By chance, I spotted that Terra Naomi had posted saying she was looking for an intern in LA to help her out with social media promotion and possibly web design. Being a huge fan of her, I messaged her, knowing it would be a long shot as she’s based thousands of miles away. Luckily, she had a look through my profile and decided that I could help her out after all.
This would not have been possible without Twitter’s barrier-breaking approach to an artist-audience relationship. Thank you, Twitter!
The chance to work with Terra (@terranaomi on Twitter) was something I was not going to take lightly and I fully immersed myself into the opportunity. As a result, I’ve gained some great experience, got to know her on a much more personal level (and she’s absolutely amazing, by the way) and created a website and some lasting results that she has also been very happy with. Win-win, I would say? Again; thank you, Twitter!
Most recently, I spotted another internship via Twitter. This time, with a London-based company called The Eleven (@theeleven). I emailed them with a copy of my CV. They interviewed me via Skype and I was offered the internship a few days after our interview. Again, this would not have been possible without Twitter. And I do believe the work that I did for Terra possibly played a big part in being offered the position.
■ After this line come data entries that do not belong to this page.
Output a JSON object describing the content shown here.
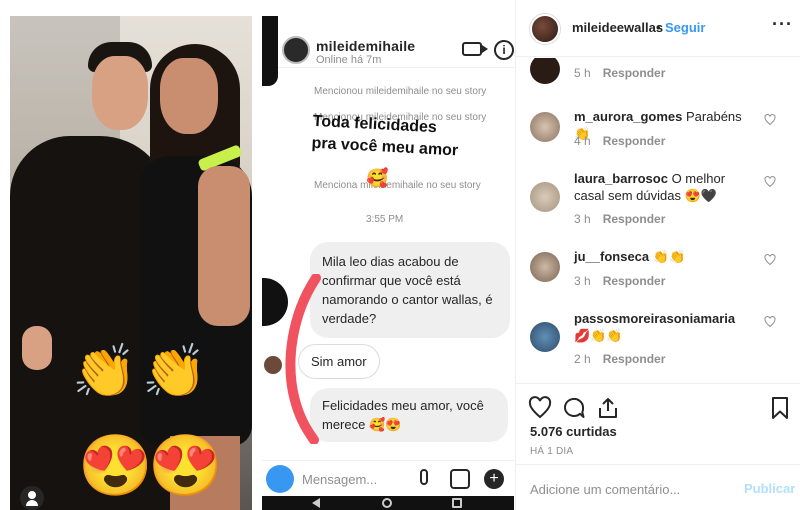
{
  "chat": {
    "username": "mileidemihaile",
    "status": "Online há 7m",
    "mention_1": "Mencionou mileidemihaile no seu story",
    "mention_2": "Mencionou mileidemihaile no seu story",
    "mention_3": "Menciona mileidemihaile no seu story",
    "story_line_1": "Toda felicidades",
    "story_line_2": "pra você meu amor",
    "time": "3:55 PM",
    "message_1": "Mila leo dias acabou de confirmar que você está namorando o cantor wallas, é verdade?",
    "reply": "Sim amor",
    "message_2": "Felicidades meu amor, você merece 🥰😍",
    "input_placeholder": "Mensagem..."
  },
  "photo": {
    "emoji_clap": "👏",
    "emoji_heart_eyes": "😍"
  },
  "panel": {
    "username": "mileideewallas",
    "separator": "•",
    "follow_label": "Seguir",
    "more_label": "···",
    "comments": [
      {
        "user": "",
        "text": "",
        "time": "5 h",
        "reply": "Responder"
      },
      {
        "user": "m_aurora_gomes",
        "text": "Parabéns 👏",
        "time": "4 h",
        "reply": "Responder"
      },
      {
        "user": "laura_barrosoc",
        "text": "O melhor casal sem dúvidas 😍🖤",
        "time": "3 h",
        "reply": "Responder"
      },
      {
        "user": "ju__fonseca",
        "text": "👏👏",
        "time": "3 h",
        "reply": "Responder"
      },
      {
        "user": "passosmoreirasoniamaria",
        "text": "💋👏👏",
        "time": "2 h",
        "reply": "Responder"
      }
    ],
    "likes": "5.076 curtidas",
    "date": "HÁ 1 DIA",
    "comment_placeholder": "Adicione um comentário...",
    "publish_label": "Publicar"
  },
  "colors": {
    "accent": "#3897f0",
    "publish_disabled": "#b2dffc",
    "muted": "#8e8e8e",
    "text": "#262626"
  }
}
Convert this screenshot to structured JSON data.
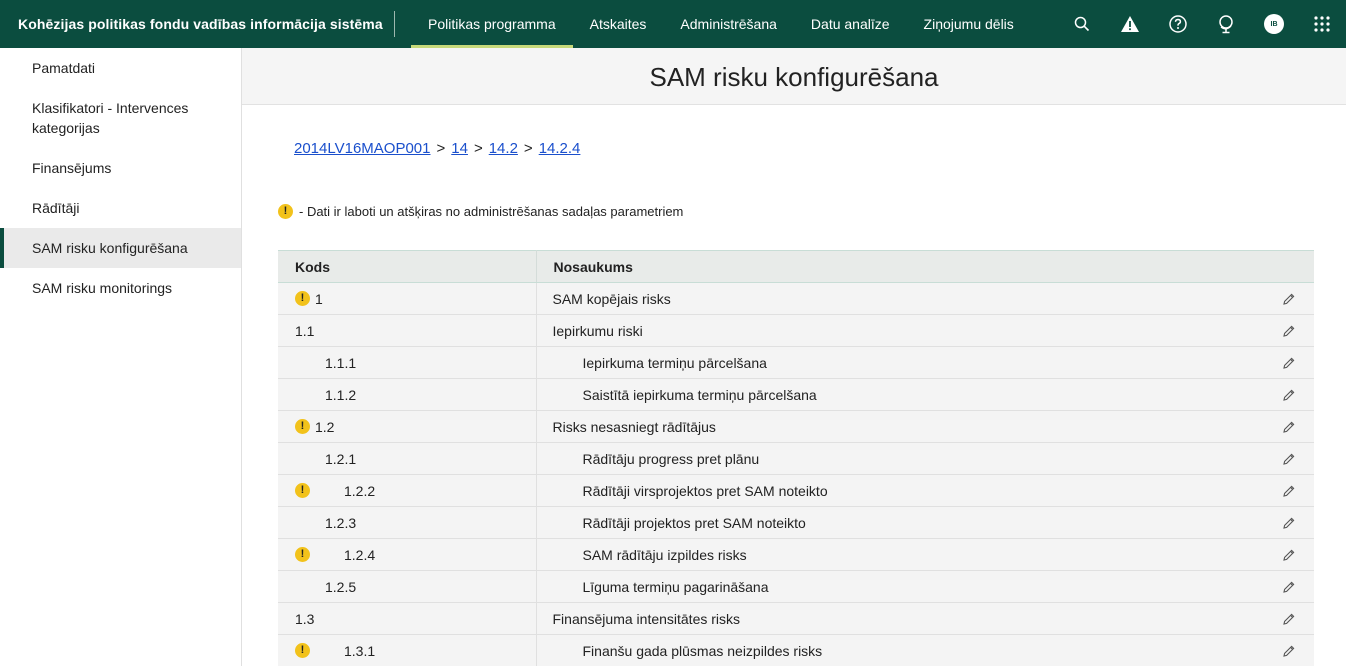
{
  "app": {
    "title": "Kohēzijas politikas fondu vadības informācija sistēma"
  },
  "topnav": [
    {
      "label": "Politikas programma",
      "active": true
    },
    {
      "label": "Atskaites",
      "active": false
    },
    {
      "label": "Administrēšana",
      "active": false
    },
    {
      "label": "Datu analīze",
      "active": false
    },
    {
      "label": "Ziņojumu dēlis",
      "active": false
    }
  ],
  "top_icons": [
    "search-icon",
    "warning-icon",
    "help-icon",
    "globe-icon",
    "avatar",
    "apps-grid-icon"
  ],
  "user": {
    "initials": "IB"
  },
  "sidebar": {
    "items": [
      {
        "label": "Pamatdati",
        "active": false
      },
      {
        "label": "Klasifikatori - Intervences kategorijas",
        "active": false
      },
      {
        "label": "Finansējums",
        "active": false
      },
      {
        "label": "Rādītāji",
        "active": false
      },
      {
        "label": "SAM risku konfigurēšana",
        "active": true
      },
      {
        "label": "SAM risku monitorings",
        "active": false
      }
    ]
  },
  "page": {
    "title": "SAM risku konfigurēšana"
  },
  "breadcrumb": {
    "items": [
      "2014LV16MAOP001",
      "14",
      "14.2",
      "14.2.4"
    ],
    "separator": ">"
  },
  "note": {
    "icon": "!",
    "text": "- Dati ir laboti un atšķiras no administrēšanas sadaļas parametriem"
  },
  "table": {
    "headers": {
      "code": "Kods",
      "name": "Nosaukums"
    },
    "rows": [
      {
        "code": "1",
        "name": "SAM kopējais risks",
        "level": 0,
        "warn": true
      },
      {
        "code": "1.1",
        "name": "Iepirkumu riski",
        "level": 0,
        "warn": false
      },
      {
        "code": "1.1.1",
        "name": "Iepirkuma termiņu pārcelšana",
        "level": 1,
        "warn": false
      },
      {
        "code": "1.1.2",
        "name": "Saistītā iepirkuma termiņu pārcelšana",
        "level": 1,
        "warn": false
      },
      {
        "code": "1.2",
        "name": "Risks nesasniegt rādītājus",
        "level": 0,
        "warn": true
      },
      {
        "code": "1.2.1",
        "name": "Rādītāju progress pret plānu",
        "level": 1,
        "warn": false
      },
      {
        "code": "1.2.2",
        "name": "Rādītāji virsprojektos pret SAM noteikto",
        "level": 1,
        "warn": true
      },
      {
        "code": "1.2.3",
        "name": "Rādītāji projektos pret SAM noteikto",
        "level": 1,
        "warn": false
      },
      {
        "code": "1.2.4",
        "name": "SAM rādītāju izpildes risks",
        "level": 1,
        "warn": true
      },
      {
        "code": "1.2.5",
        "name": "Līguma termiņu pagarināšana",
        "level": 1,
        "warn": false
      },
      {
        "code": "1.3",
        "name": "Finansējuma intensitātes risks",
        "level": 0,
        "warn": false
      },
      {
        "code": "1.3.1",
        "name": "Finanšu gada plūsmas neizpildes risks",
        "level": 1,
        "warn": true
      }
    ]
  },
  "colors": {
    "topbar": "#0b4d3f",
    "active_underline": "#c6d97a",
    "warn": "#f2c21b",
    "link": "#1a4fcc"
  }
}
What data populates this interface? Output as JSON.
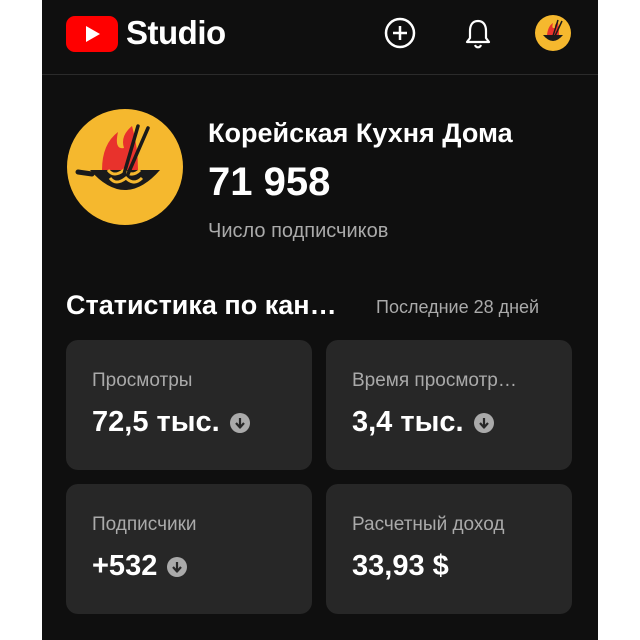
{
  "header": {
    "app_name": "Studio",
    "logo_icon": "youtube-logo-icon",
    "create_icon": "add-circle-icon",
    "notifications_icon": "bell-icon",
    "account_icon": "avatar"
  },
  "channel": {
    "name": "Корейская Кухня Дома",
    "subscribers": "71 958",
    "subscribers_label": "Число подписчиков"
  },
  "analytics": {
    "title": "Статистика по кан…",
    "period": "Последние 28 дней",
    "cards": [
      {
        "label": "Просмотры",
        "value": "72,5 тыс.",
        "trend": "down"
      },
      {
        "label": "Время просмотр…",
        "value": "3,4 тыс.",
        "trend": "down"
      },
      {
        "label": "Подписчики",
        "value": "+532",
        "trend": "down"
      },
      {
        "label": "Расчетный доход",
        "value": "33,93 $",
        "trend": "none"
      }
    ]
  },
  "colors": {
    "background": "#0f0f0f",
    "card": "#272727",
    "brand_red": "#ff0000",
    "secondary_text": "#aaaaaa",
    "avatar_yellow": "#f5b82e"
  }
}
Now I know there are a lot of people who dismiss Twitter with statements such as “it’s just people posting about what they’re having for dinner” or “who cares what you’re doing every of every day?”
My answer to that would be exactly what I’ve written above. Of course there are going to be those who do post about the mediocrities of their day. I do it from time to time, but I believe that Twitter can be, and often is so much more than that.
I’ve achieved so much in 140 characters or less. I’ve crafted some great relationships, both professional and personal. As a result, I feel I am actually making more progress now than I ever have before.